Allowing the oil companies to merge was the first mistake. Now there isnt even any competition.

The argument that the oil companies just got by for so many years just doesnt hold water. They got along fine. They had plenty of money. They just wanted more. How do you think they had to capital to find and drill for oil in the first place? Even if they were just getting by. To make a huge amount more money for them at the expense of our economy and our way of life is not justification for this.

I fully believe that a depression is coming. I also believe that the 20th century was the American century. And that, at the end of the 21st century, the US will be viewed as a 3rd world country like Mexico or the like.

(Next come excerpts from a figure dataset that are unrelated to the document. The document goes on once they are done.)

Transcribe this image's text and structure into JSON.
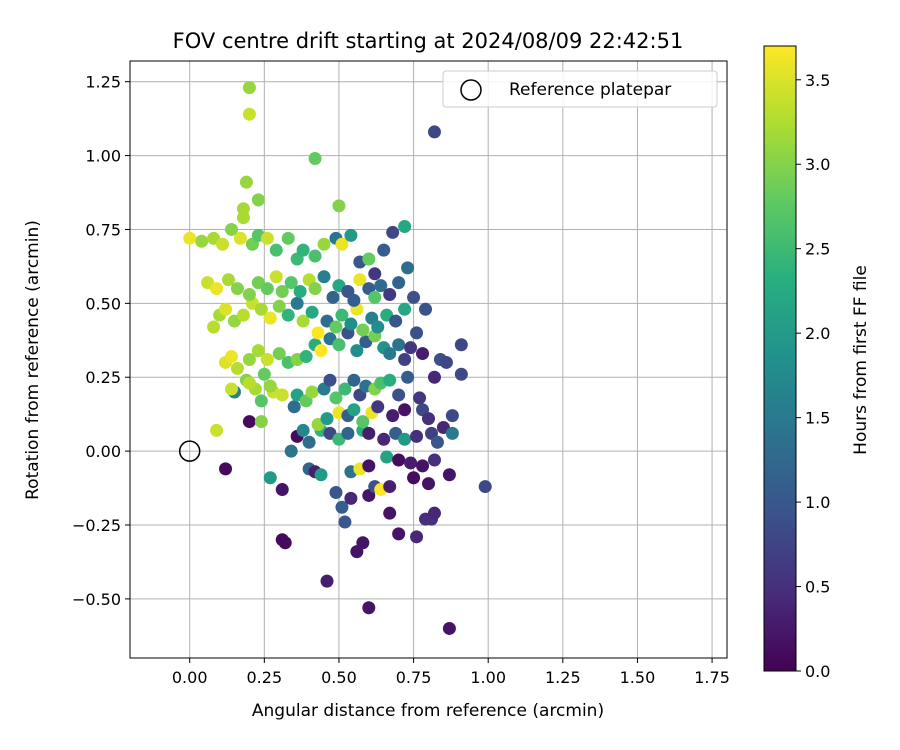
{
  "chart_data": {
    "type": "scatter",
    "title": "FOV centre drift starting at 2024/08/09 22:42:51",
    "xlabel": "Angular distance from reference (arcmin)",
    "ylabel": "Rotation from reference (arcmin)",
    "xlim": [
      -0.2,
      1.8
    ],
    "ylim": [
      -0.7,
      1.32
    ],
    "xticks": [
      0.0,
      0.25,
      0.5,
      0.75,
      1.0,
      1.25,
      1.5,
      1.75
    ],
    "xtick_labels": [
      "0.00",
      "0.25",
      "0.50",
      "0.75",
      "1.00",
      "1.25",
      "1.50",
      "1.75"
    ],
    "yticks": [
      -0.5,
      -0.25,
      0.0,
      0.25,
      0.5,
      0.75,
      1.0,
      1.25
    ],
    "ytick_labels": [
      "−0.50",
      "−0.25",
      "0.00",
      "0.25",
      "0.50",
      "0.75",
      "1.00",
      "1.25"
    ],
    "grid": true,
    "legend": {
      "placement": "top-right",
      "entries": [
        "Reference platepar"
      ]
    },
    "reference": {
      "x": 0.0,
      "y": 0.0,
      "label": "Reference platepar"
    },
    "colorbar": {
      "label": "Hours from first FF file",
      "colormap": "viridis",
      "min": 0.0,
      "max": 3.7,
      "ticks": [
        0.0,
        0.5,
        1.0,
        1.5,
        2.0,
        2.5,
        3.0,
        3.5
      ],
      "tick_labels": [
        "0.0",
        "0.5",
        "1.0",
        "1.5",
        "2.0",
        "2.5",
        "3.0",
        "3.5"
      ]
    },
    "points": [
      [
        0.82,
        1.08,
        0.8
      ],
      [
        0.99,
        -0.12,
        0.8
      ],
      [
        0.87,
        -0.6,
        0.2
      ],
      [
        0.6,
        -0.53,
        0.2
      ],
      [
        0.46,
        -0.44,
        0.3
      ],
      [
        0.56,
        -0.34,
        0.2
      ],
      [
        0.58,
        -0.31,
        0.2
      ],
      [
        0.31,
        -0.3,
        0.1
      ],
      [
        0.32,
        -0.31,
        0.1
      ],
      [
        0.7,
        -0.28,
        0.2
      ],
      [
        0.76,
        -0.29,
        0.4
      ],
      [
        0.79,
        -0.23,
        0.5
      ],
      [
        0.81,
        -0.23,
        0.5
      ],
      [
        0.82,
        -0.21,
        0.4
      ],
      [
        0.67,
        -0.21,
        0.2
      ],
      [
        0.52,
        -0.24,
        1.0
      ],
      [
        0.51,
        -0.19,
        1.1
      ],
      [
        0.49,
        -0.14,
        1.0
      ],
      [
        0.54,
        -0.16,
        0.4
      ],
      [
        0.6,
        -0.15,
        0.2
      ],
      [
        0.62,
        -0.12,
        0.9
      ],
      [
        0.64,
        -0.13,
        3.7
      ],
      [
        0.67,
        -0.12,
        0.3
      ],
      [
        0.75,
        -0.09,
        0.1
      ],
      [
        0.8,
        -0.11,
        0.2
      ],
      [
        0.87,
        -0.08,
        0.2
      ],
      [
        0.31,
        -0.13,
        0.2
      ],
      [
        0.27,
        -0.09,
        2.0
      ],
      [
        0.12,
        -0.06,
        0.1
      ],
      [
        0.4,
        -0.06,
        1.2
      ],
      [
        0.42,
        -0.07,
        0.3
      ],
      [
        0.44,
        -0.08,
        2.0
      ],
      [
        0.54,
        -0.07,
        1.4
      ],
      [
        0.57,
        -0.06,
        3.6
      ],
      [
        0.6,
        -0.05,
        0.2
      ],
      [
        0.66,
        -0.02,
        2.1
      ],
      [
        0.7,
        -0.03,
        0.1
      ],
      [
        0.74,
        -0.04,
        0.3
      ],
      [
        0.78,
        -0.05,
        0.2
      ],
      [
        0.82,
        -0.03,
        0.5
      ],
      [
        0.34,
        0.0,
        1.4
      ],
      [
        0.4,
        0.03,
        1.3
      ],
      [
        0.36,
        0.05,
        0.1
      ],
      [
        0.44,
        0.07,
        2.4
      ],
      [
        0.47,
        0.06,
        0.8
      ],
      [
        0.5,
        0.04,
        2.5
      ],
      [
        0.53,
        0.06,
        1.2
      ],
      [
        0.58,
        0.07,
        2.3
      ],
      [
        0.6,
        0.06,
        0.3
      ],
      [
        0.65,
        0.04,
        0.4
      ],
      [
        0.69,
        0.06,
        1.1
      ],
      [
        0.72,
        0.04,
        2.0
      ],
      [
        0.76,
        0.05,
        0.5
      ],
      [
        0.81,
        0.06,
        0.7
      ],
      [
        0.83,
        0.03,
        1.0
      ],
      [
        0.85,
        0.08,
        0.4
      ],
      [
        0.88,
        0.06,
        1.5
      ],
      [
        0.2,
        0.1,
        0.1
      ],
      [
        0.24,
        0.1,
        3.0
      ],
      [
        0.38,
        0.07,
        1.7
      ],
      [
        0.43,
        0.09,
        3.1
      ],
      [
        0.46,
        0.11,
        2.0
      ],
      [
        0.5,
        0.13,
        3.6
      ],
      [
        0.53,
        0.12,
        1.1
      ],
      [
        0.55,
        0.14,
        2.1
      ],
      [
        0.58,
        0.1,
        2.7
      ],
      [
        0.61,
        0.13,
        3.6
      ],
      [
        0.63,
        0.15,
        0.6
      ],
      [
        0.68,
        0.12,
        0.3
      ],
      [
        0.72,
        0.14,
        0.2
      ],
      [
        0.78,
        0.14,
        0.8
      ],
      [
        0.8,
        0.11,
        0.5
      ],
      [
        0.88,
        0.12,
        0.8
      ],
      [
        0.15,
        0.2,
        1.6
      ],
      [
        0.19,
        0.24,
        3.0
      ],
      [
        0.22,
        0.21,
        3.2
      ],
      [
        0.25,
        0.26,
        2.8
      ],
      [
        0.28,
        0.2,
        3.4
      ],
      [
        0.31,
        0.19,
        3.4
      ],
      [
        0.35,
        0.15,
        1.3
      ],
      [
        0.36,
        0.19,
        2.1
      ],
      [
        0.39,
        0.17,
        2.8
      ],
      [
        0.41,
        0.2,
        3.1
      ],
      [
        0.45,
        0.21,
        1.5
      ],
      [
        0.47,
        0.24,
        0.9
      ],
      [
        0.49,
        0.18,
        2.7
      ],
      [
        0.52,
        0.21,
        2.5
      ],
      [
        0.55,
        0.24,
        1.2
      ],
      [
        0.57,
        0.19,
        0.8
      ],
      [
        0.59,
        0.22,
        1.4
      ],
      [
        0.62,
        0.21,
        3.0
      ],
      [
        0.64,
        0.23,
        2.6
      ],
      [
        0.67,
        0.24,
        2.3
      ],
      [
        0.7,
        0.19,
        0.9
      ],
      [
        0.73,
        0.25,
        1.1
      ],
      [
        0.77,
        0.18,
        0.6
      ],
      [
        0.82,
        0.25,
        0.4
      ],
      [
        0.91,
        0.26,
        0.8
      ],
      [
        0.12,
        0.3,
        3.5
      ],
      [
        0.14,
        0.32,
        3.6
      ],
      [
        0.16,
        0.28,
        3.3
      ],
      [
        0.2,
        0.31,
        3.1
      ],
      [
        0.23,
        0.34,
        3.2
      ],
      [
        0.26,
        0.31,
        3.4
      ],
      [
        0.3,
        0.33,
        2.9
      ],
      [
        0.33,
        0.3,
        2.6
      ],
      [
        0.36,
        0.31,
        3.0
      ],
      [
        0.39,
        0.32,
        2.4
      ],
      [
        0.42,
        0.36,
        2.3
      ],
      [
        0.44,
        0.34,
        3.7
      ],
      [
        0.47,
        0.38,
        1.4
      ],
      [
        0.5,
        0.36,
        2.6
      ],
      [
        0.53,
        0.4,
        0.9
      ],
      [
        0.56,
        0.34,
        1.8
      ],
      [
        0.59,
        0.37,
        1.1
      ],
      [
        0.62,
        0.39,
        2.9
      ],
      [
        0.65,
        0.35,
        1.9
      ],
      [
        0.67,
        0.33,
        1.5
      ],
      [
        0.7,
        0.36,
        1.4
      ],
      [
        0.72,
        0.31,
        0.7
      ],
      [
        0.74,
        0.35,
        0.6
      ],
      [
        0.78,
        0.33,
        0.3
      ],
      [
        0.84,
        0.31,
        0.9
      ],
      [
        0.86,
        0.3,
        0.8
      ],
      [
        0.91,
        0.36,
        0.8
      ],
      [
        0.08,
        0.42,
        3.3
      ],
      [
        0.1,
        0.46,
        3.2
      ],
      [
        0.12,
        0.48,
        3.5
      ],
      [
        0.15,
        0.44,
        3.1
      ],
      [
        0.18,
        0.46,
        3.3
      ],
      [
        0.21,
        0.5,
        3.4
      ],
      [
        0.24,
        0.48,
        3.2
      ],
      [
        0.27,
        0.45,
        3.6
      ],
      [
        0.3,
        0.49,
        3.0
      ],
      [
        0.33,
        0.46,
        2.4
      ],
      [
        0.36,
        0.5,
        1.5
      ],
      [
        0.38,
        0.44,
        3.2
      ],
      [
        0.41,
        0.47,
        2.2
      ],
      [
        0.43,
        0.4,
        3.7
      ],
      [
        0.46,
        0.44,
        1.3
      ],
      [
        0.49,
        0.42,
        2.8
      ],
      [
        0.51,
        0.46,
        2.5
      ],
      [
        0.54,
        0.43,
        1.8
      ],
      [
        0.56,
        0.48,
        3.6
      ],
      [
        0.58,
        0.41,
        2.9
      ],
      [
        0.61,
        0.45,
        1.6
      ],
      [
        0.63,
        0.42,
        1.8
      ],
      [
        0.66,
        0.46,
        2.3
      ],
      [
        0.69,
        0.44,
        1.0
      ],
      [
        0.72,
        0.48,
        2.2
      ],
      [
        0.76,
        0.4,
        0.9
      ],
      [
        0.79,
        0.48,
        0.9
      ],
      [
        0.06,
        0.57,
        3.4
      ],
      [
        0.09,
        0.55,
        3.6
      ],
      [
        0.13,
        0.58,
        3.2
      ],
      [
        0.16,
        0.55,
        3.0
      ],
      [
        0.2,
        0.53,
        3.0
      ],
      [
        0.23,
        0.57,
        2.9
      ],
      [
        0.26,
        0.55,
        2.8
      ],
      [
        0.29,
        0.59,
        3.4
      ],
      [
        0.31,
        0.54,
        2.9
      ],
      [
        0.34,
        0.57,
        2.7
      ],
      [
        0.37,
        0.54,
        2.3
      ],
      [
        0.4,
        0.58,
        3.3
      ],
      [
        0.42,
        0.55,
        3.0
      ],
      [
        0.45,
        0.59,
        1.6
      ],
      [
        0.48,
        0.52,
        1.2
      ],
      [
        0.5,
        0.56,
        2.2
      ],
      [
        0.53,
        0.54,
        1.0
      ],
      [
        0.55,
        0.51,
        1.1
      ],
      [
        0.57,
        0.58,
        3.6
      ],
      [
        0.6,
        0.55,
        1.1
      ],
      [
        0.62,
        0.52,
        2.7
      ],
      [
        0.64,
        0.56,
        1.3
      ],
      [
        0.67,
        0.53,
        0.6
      ],
      [
        0.7,
        0.57,
        1.2
      ],
      [
        0.73,
        0.62,
        1.3
      ],
      [
        0.75,
        0.52,
        0.9
      ],
      [
        0.04,
        0.71,
        3.1
      ],
      [
        0.08,
        0.72,
        3.2
      ],
      [
        0.11,
        0.7,
        3.4
      ],
      [
        0.14,
        0.75,
        3.0
      ],
      [
        0.17,
        0.72,
        3.5
      ],
      [
        0.21,
        0.7,
        2.9
      ],
      [
        0.23,
        0.73,
        2.7
      ],
      [
        0.26,
        0.72,
        3.4
      ],
      [
        0.29,
        0.68,
        2.6
      ],
      [
        0.33,
        0.72,
        2.8
      ],
      [
        0.36,
        0.65,
        2.5
      ],
      [
        0.38,
        0.68,
        2.4
      ],
      [
        0.42,
        0.66,
        2.6
      ],
      [
        0.45,
        0.7,
        3.1
      ],
      [
        0.49,
        0.72,
        1.4
      ],
      [
        0.51,
        0.7,
        3.6
      ],
      [
        0.54,
        0.73,
        2.0
      ],
      [
        0.57,
        0.64,
        1.0
      ],
      [
        0.6,
        0.65,
        2.8
      ],
      [
        0.62,
        0.6,
        0.6
      ],
      [
        0.65,
        0.68,
        1.1
      ],
      [
        0.68,
        0.74,
        0.8
      ],
      [
        0.72,
        0.76,
        2.2
      ],
      [
        0.19,
        0.91,
        3.1
      ],
      [
        0.18,
        0.82,
        3.2
      ],
      [
        0.18,
        0.79,
        3.2
      ],
      [
        0.23,
        0.85,
        3.0
      ],
      [
        0.42,
        0.99,
        2.8
      ],
      [
        0.5,
        0.83,
        3.0
      ],
      [
        0.2,
        1.23,
        3.1
      ],
      [
        0.2,
        1.14,
        3.4
      ],
      [
        0.0,
        0.72,
        3.6
      ],
      [
        0.09,
        0.07,
        3.4
      ],
      [
        0.14,
        0.21,
        3.4
      ],
      [
        0.2,
        0.23,
        3.3
      ],
      [
        0.24,
        0.17,
        2.7
      ],
      [
        0.27,
        0.22,
        3.1
      ]
    ]
  }
}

We've been sold down the river guys, and we just dont have the vast resources anymore to pull us out.

JMO,

TRat
 
What we say here will change nothing. People won't stick together anymore. When a good idea is offered nobody likes it because it wasn't their idea. If we would stick together,not just us but everybody that buys gas, we could bring the prise down substantially. It is NOT my idea but a very good idea to not buy any gas at Exxon or Mobile. They get their crude from the Towel-heads. Not only would it bring the price down but our money would not be feeding the terrorists. I will not elaborate further, nobody is going to pay any attention anyway. We have become too stupid to stick together. We will continue to be taken advantage of.
 
Cheaper Diesel means more diesels purchased

Let us not forget that in addition to producing more of our fuel here, thereby reducing our dependance on foreign oil, that we also need to reduce our total carbon emissions. How? More efficient vehicles. Now we all know that diesels are about 30% or so more efficient than a similar gas vehicle. But, other than us truck guys there really aren't many diesel vehicles on the American road. Unlike Europe, we in America don't like diesels. You know smelly, loud, poor performance. That is the average American's view of diesels. There are many new diesels hitting the market in '09 and '10. But who is going to buy them with diesel fuel costing $. 90-1. 00+ more than gas? If we want to get more diesels on the road, thereby reduding the total carbon emissions, diesel fuel must be priced equal to or less than gas or the American public won't by them. Vehicle manufacturers of those new diiesel vehicles - are you listening?



Mike in Florida - 06 megacab (Cummins of course)
 
The oil companies had to merge to stay afloat, that's a simple fact. They were not making hardly any profits in the 90's. I think we are shooting ourselves in the foot going after the oil companies anyways. They are the ones out there drilling anywhere and everywhere they can to bring oil to the market. Ho much cost do you suppose is added to a gallon of petroleum products thanks to all the hoops that the oil companies have to jump through thanks to the government? If you want to be ****** at someone then be ****** at the EPA! Thanks to their 07 emissions and ULSD, prices have shot up $. 60/gallon as was already mentioned earlier in this thread. The Government is bowing at the altar of environmentalists not letting us drill in places where vast known reserves are proven to already exist. The government hasn't allowed a new refinery to be built in 30 years because all the red tape and regulations make it too expensive for an oil company to invest in such things, they would never make their mooney back. Be angry at the government and the environmentalists for trying to choke out the life blood of our economy and way of life. Unfortunately, it looks as though at this point, they are succeeding.